Call-center employers tend to come and go at the speed of sound: American Express and Citigroup have closed Triad operations in recent years, for example. But Guilford County officials have high hopes for Alorica, an increasingly powerful force that will rank among High Point’s 10 largest employers.
The company is run by Andy Lee, who bought CTX Data Services in 1999 before turning 30. He renamed it Alorica, after the Latin word for “knight’s shining armor.” After buying Expert Global, the company projects 2016 revenue of $2.4 billion and has more than 90,000 workers, with sites in about 30 U.S. cities including San Antonio and Owensboro, Ky. About a third of its staff is in the Philippines, where it is adding 8,000 people this year.
Privately held Alorica doesn’t disclose its clients, though press reports and legal filings suggest AT&T, JPMorgan Chase, Verizon and CVS Pharmacy are customers. In addition to fielding complaints when Joe or Janie can’t use their cellphones, the company also handles text-messaging and social-media programs for some customers, spokesman Ken Muche says.
Alorica didn’t seek state or local incentives as it added jobs in High Point, a rarity for big expansions.

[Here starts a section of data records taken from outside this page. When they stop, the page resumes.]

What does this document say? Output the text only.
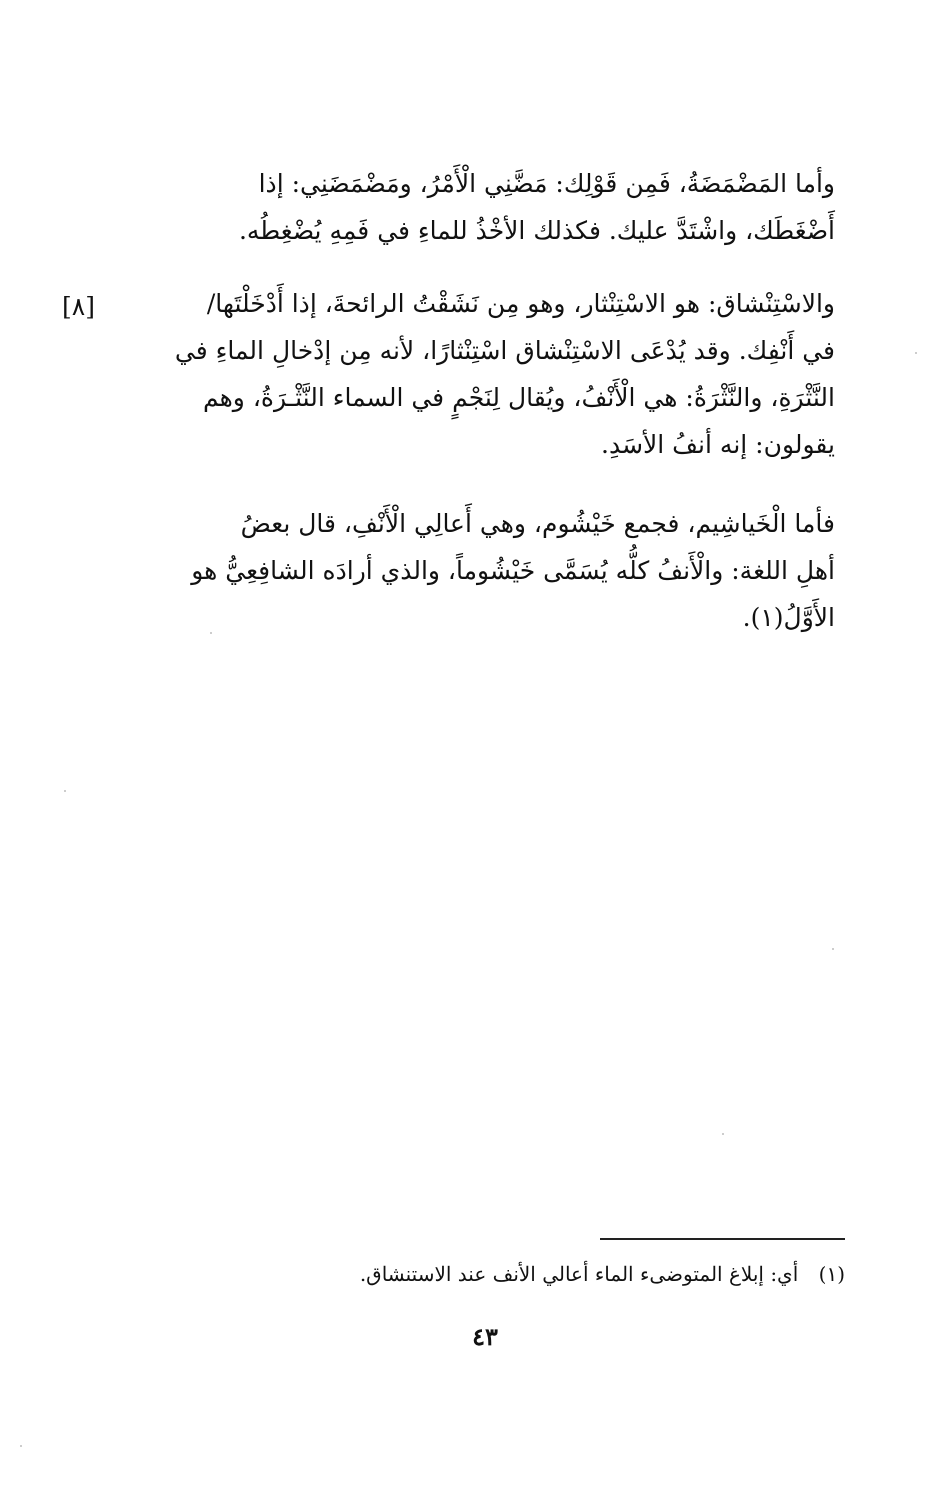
وأما المَضْمَضَةُ، فَمِن قَوْلِك: مَضَّنِي الْأَمْرُ، ومَضْمَضَنِي: إذا

أَضْغَطَك، واشْتَدَّ عليك. فكذلك الأخْذُ للماءِ في فَمِهِ يُضْغِطُه.

والاسْتِنْشاق: هو الاسْتِنْثار، وهو مِن نَشَقْتُ الرائحةَ، إذا أَدْخَلْتَها/

في أَنْفِك. وقد يُدْعَى الاسْتِنْشاق اسْتِنْثارًا، لأنه مِن إدْخالِ الماءِ في

النَّثْرَةِ، والنَّثْرَةُ: هي الْأَنْفُ، ويُقال لِنَجْمٍ في السماء النَّثْـرَةُ، وهم

يقولون: إنه أنفُ الأسَدِ.

[٨]

فأما الْخَياشِيم، فجمع خَيْشُوم، وهي أَعالِي الْأَنْفِ، قال بعضُ

أهلِ اللغة: والْأَنفُ كلُّه يُسَمَّى خَيْشُوماً، والذي أرادَه الشافِعِيُّ هو

الأَوَّلُ(١).

(١) أي: إبلاغ المتوضىء الماء أعالي الأنف عند الاستنشاق.
٤٣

But North Carolina’s grant programs tend to be tied to wage rates, and call-center jobs don’t pay as much as politicians typically prefer. Muche doesn’t disclose wage structures, but a Progressive magazine story in December noted a rep with four years’ experience at Alorica’s Rockford, Ill., site earned $11 an hour.
About 18,000 people are seeking work in the Greensboro-High Point area, according to state statistics, creating a pool of potential call-center hires. “We want to hire great people who are great conversationalists and who love to help people,” Muche says.
The University of North Carolina School of the Arts received an anonymous gift of $10 million to establish the Institute for Performance Innovation, which will support the advancement of a graduate program in gaming and virtual reality and the creation of an animatronics graduate program. It’s the largest individual gift the Winston-Salem school has ever received. About half of the money will be earmarked for scholarships and faculty. The institute will “optimize relationships with entertainment leaders such as Disney, Cirque du Soleil, Oculus, Advanced Micro Devices, Radiant Images, DreamWorks and Universal Studios, among others,” Provost David English said in a news release.
HIGH POINT — Total Quality Logistics will create 70 jobs and invest $308,000 in a new office. Jobs will include account executives and sales staff. The Cincinnati-based company is the second-largest freight brokerage in North America, with 2015 sales of more than $2.2 billion. TQL employs 4,200 people in 24 states, including more than 170 in Durham and Charlotte.
HIGH POINT — Crown Mark will build a 250,000-square-foot distribution center, investing $11.7 million and creating at least 10 jobs with an average annual wage of $50,000. The Houston-based company makes wood furniture and home accessories. Crown Mark employs 37 people at an existing local distribution center.
REIDSVILLE — Ball will shutter its beverage-can manufacturing plant in mid-2017, idling about 150 workers. The Broomfield, Colo.-based company will shift production to other U.S. plants. The plant opened in 1978 and was acquired by Ball in 1998 through its acquisition of Reynolds Metal.